Industry playbook

DPDP for healthtech (India): sensitive-data playbook

Audience: product, clinical ops, security, partnerships · Last reviewed: March 2026

Health-adjacent products collect dense personal data: symptoms, lab PDFs, wearables, insurance quotes, caregiver contacts. Users read medical trust into your UI; your legal and operational posture may differ. This page is informational only, not medical or legal advice—use counsel for high-risk claims. For execution, pair with children’s data where relevant and deletion workflows.

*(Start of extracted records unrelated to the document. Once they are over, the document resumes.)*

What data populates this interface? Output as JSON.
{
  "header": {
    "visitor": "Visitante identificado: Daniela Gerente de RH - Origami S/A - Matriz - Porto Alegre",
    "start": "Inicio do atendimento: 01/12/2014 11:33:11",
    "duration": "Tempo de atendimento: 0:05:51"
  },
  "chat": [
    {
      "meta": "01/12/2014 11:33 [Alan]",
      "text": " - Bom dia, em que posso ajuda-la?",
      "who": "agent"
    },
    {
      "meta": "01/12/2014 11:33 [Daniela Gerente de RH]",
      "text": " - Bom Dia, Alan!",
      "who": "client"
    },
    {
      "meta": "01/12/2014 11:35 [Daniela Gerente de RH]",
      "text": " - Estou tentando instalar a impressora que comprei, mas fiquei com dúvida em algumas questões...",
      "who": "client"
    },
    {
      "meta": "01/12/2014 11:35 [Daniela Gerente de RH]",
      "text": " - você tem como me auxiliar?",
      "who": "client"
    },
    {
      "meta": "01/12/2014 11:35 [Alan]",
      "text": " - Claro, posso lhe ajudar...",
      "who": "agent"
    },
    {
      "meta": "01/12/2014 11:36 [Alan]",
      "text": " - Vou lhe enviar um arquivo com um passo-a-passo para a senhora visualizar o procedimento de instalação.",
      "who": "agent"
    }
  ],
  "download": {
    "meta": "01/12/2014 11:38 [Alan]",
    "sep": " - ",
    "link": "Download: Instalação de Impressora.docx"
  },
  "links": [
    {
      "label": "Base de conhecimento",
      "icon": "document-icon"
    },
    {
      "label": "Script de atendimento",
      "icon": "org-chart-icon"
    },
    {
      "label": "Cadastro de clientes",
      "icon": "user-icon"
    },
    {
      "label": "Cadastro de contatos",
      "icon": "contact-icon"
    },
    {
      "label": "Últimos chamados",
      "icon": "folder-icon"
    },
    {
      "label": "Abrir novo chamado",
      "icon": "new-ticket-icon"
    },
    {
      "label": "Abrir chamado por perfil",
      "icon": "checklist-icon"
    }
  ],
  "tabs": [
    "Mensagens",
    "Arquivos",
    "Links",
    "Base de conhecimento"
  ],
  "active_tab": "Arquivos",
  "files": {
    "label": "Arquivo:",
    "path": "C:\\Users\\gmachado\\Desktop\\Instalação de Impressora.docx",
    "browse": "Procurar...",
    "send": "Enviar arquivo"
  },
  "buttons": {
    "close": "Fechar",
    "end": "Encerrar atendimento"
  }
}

Separate user narrative, clinician/lab records, and derived scores in architecture and notices—mixed blobs break correction and deletion.

30-day playbook

  1. Week 1 — Classification: Tag data types and flows (chat, upload, device, claims) with owners.
  2. Week 2 — Vendor map: Telehealth, transcription, cloud ML—contract scope vs actual API usage.
  3. Week 3 — Deletion drill: Raw + derived + embeddings + analytics projects—document gaps.
  4. Week 4 — Support & safety: Screen-share policies; moderation queues; escalation to grievance contacts.

Lifecycle

  1. Acquisition: Symptom checkers, booking, assessments.
  2. Care delivery: Video, prescriptions, lab integrations.
  3. Monitoring: Wearables, nudges, adherence.
  4. Research / ML: If used, align with explicit consent narratives your counsel approves.

Systems grid

High-sensitivity layers (customize)
Layer Govern Questions
Televideo / chat Sessions, transcripts Recording opt-in; vendor retention; clinician access logs
Diagnostics HL7/FHIR bridges, manual QC Human reviewers; offshore processing; breach reporting paths
Device / wearable Streams, aggregates Re-identification risk; user-visible vs backend-only fields
CRM / growth Newsletters, trials Keep clinical and marketing stacks separated where possible

Disclosure: Planning categories only; no paid rankings. Affiliates/referrals will be disclosed per editorial policy.

Failure modes

Illustrative hypothetical (fiction, not factual): “PulseNest” adds an AI coach that stores nightly chat summaries beside raw chat to speed support. A user requests deletion; staff remove chat but not summaries in an analytics project. A generic wellness tip still echoes a symptom phrase the user believed erased. The lesson: derivative residue must be on the same deletion map as primary data.